Whitelist
A filter list of allowed device addresses used to restrict which devices can scan, connect, or be scanned by a BLE device.
Whitelist
A whitelist (officially renamed "Filter Accept List" in Bluetooth Core Specification 5.3) is a list of device addresses stored in the BLE controller that restricts which devices can interact with the local device. It acts as an access control mechanism at the link layer, filtering advertising, scanning, and connection requests based on device identity before they reach the application.
How the Whitelist Works
The whitelist is configured by the BLE host stack through HCI commands. The host adds or removes device addresses (public or random) and then instructs the controller to apply the filter. The controller enforces the whitelist in hardware, which is more efficient than filtering in software because rejected packets are discarded immediately without waking the host processor.
The whitelist can be applied to three operations. As an advertising filter, only devices on the whitelist can send SCAN_REQ or CONNECT_IND to the advertiser. As a scanning filter, the scanner only reports advertising packets from whitelisted devices. As an initiating filter, the central only attempts connections to whitelisted devices.
Use Cases
Whitelisting is commonly used in devices that should only communicate with known, previously bonded devices. A BLE smart lock maintains a whitelist of authorized phones and accepts connection requests only from whitelisted addresses, rejecting unknown devices at the link layer before any application code runs.
In industrial IoT deployments, BLE gateways use scan whitelists to filter for only their own sensor fleet, ignoring the potentially thousands of other BLE devices in range such as phones, headphones, and fitness trackers.
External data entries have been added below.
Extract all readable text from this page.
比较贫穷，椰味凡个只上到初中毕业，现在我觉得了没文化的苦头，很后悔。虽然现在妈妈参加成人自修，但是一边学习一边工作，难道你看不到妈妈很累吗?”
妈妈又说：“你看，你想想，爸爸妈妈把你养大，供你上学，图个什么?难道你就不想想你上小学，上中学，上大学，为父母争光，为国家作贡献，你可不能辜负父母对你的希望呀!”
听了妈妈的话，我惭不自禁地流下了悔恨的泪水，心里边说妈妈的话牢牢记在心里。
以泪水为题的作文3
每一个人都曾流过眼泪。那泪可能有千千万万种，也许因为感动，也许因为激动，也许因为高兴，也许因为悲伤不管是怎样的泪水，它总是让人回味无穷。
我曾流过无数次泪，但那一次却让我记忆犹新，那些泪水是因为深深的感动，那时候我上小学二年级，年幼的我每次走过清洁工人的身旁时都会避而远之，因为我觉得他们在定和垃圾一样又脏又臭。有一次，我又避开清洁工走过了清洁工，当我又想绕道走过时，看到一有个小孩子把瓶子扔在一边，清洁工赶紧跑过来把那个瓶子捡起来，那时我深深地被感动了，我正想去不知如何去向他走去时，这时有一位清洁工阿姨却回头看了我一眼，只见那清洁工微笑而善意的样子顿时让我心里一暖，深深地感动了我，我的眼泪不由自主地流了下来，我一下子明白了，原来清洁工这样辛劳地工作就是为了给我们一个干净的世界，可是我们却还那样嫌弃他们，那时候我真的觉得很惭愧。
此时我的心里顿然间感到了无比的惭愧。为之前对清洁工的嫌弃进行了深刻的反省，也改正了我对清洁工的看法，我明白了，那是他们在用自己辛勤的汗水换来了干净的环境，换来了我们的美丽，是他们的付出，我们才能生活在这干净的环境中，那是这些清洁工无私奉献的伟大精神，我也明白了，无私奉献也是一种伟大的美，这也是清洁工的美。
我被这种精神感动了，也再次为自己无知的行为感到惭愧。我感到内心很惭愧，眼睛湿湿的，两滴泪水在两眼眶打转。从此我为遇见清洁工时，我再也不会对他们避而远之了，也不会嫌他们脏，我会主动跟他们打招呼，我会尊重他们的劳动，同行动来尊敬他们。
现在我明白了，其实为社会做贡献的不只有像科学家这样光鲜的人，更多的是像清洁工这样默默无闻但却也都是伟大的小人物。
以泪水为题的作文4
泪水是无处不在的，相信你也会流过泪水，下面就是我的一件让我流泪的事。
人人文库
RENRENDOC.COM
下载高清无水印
This reduces processing load and improves scan efficiency.
Whitelist and LE Privacy
When LE Privacy is enabled, devices use Resolvable Private Addresses (RPAs) that change periodically. The whitelist must work with RPAs, which means the controller needs access to the Identity Resolving Key (IRK) for each whitelisted device. The controller resolves the RPA against stored IRKs to determine if the device is on the whitelist, a process handled transparently by the link layer without application involvement.
Size Limitations
The maximum whitelist size is implementation-dependent and varies by SoC. Common limits range from 8 entries on constrained devices to 256 or more on full-featured controllers. The nRF52840 supports a whitelist of up to 8 devices by default, configurable in the SoftDevice or Zephyr BLE stack.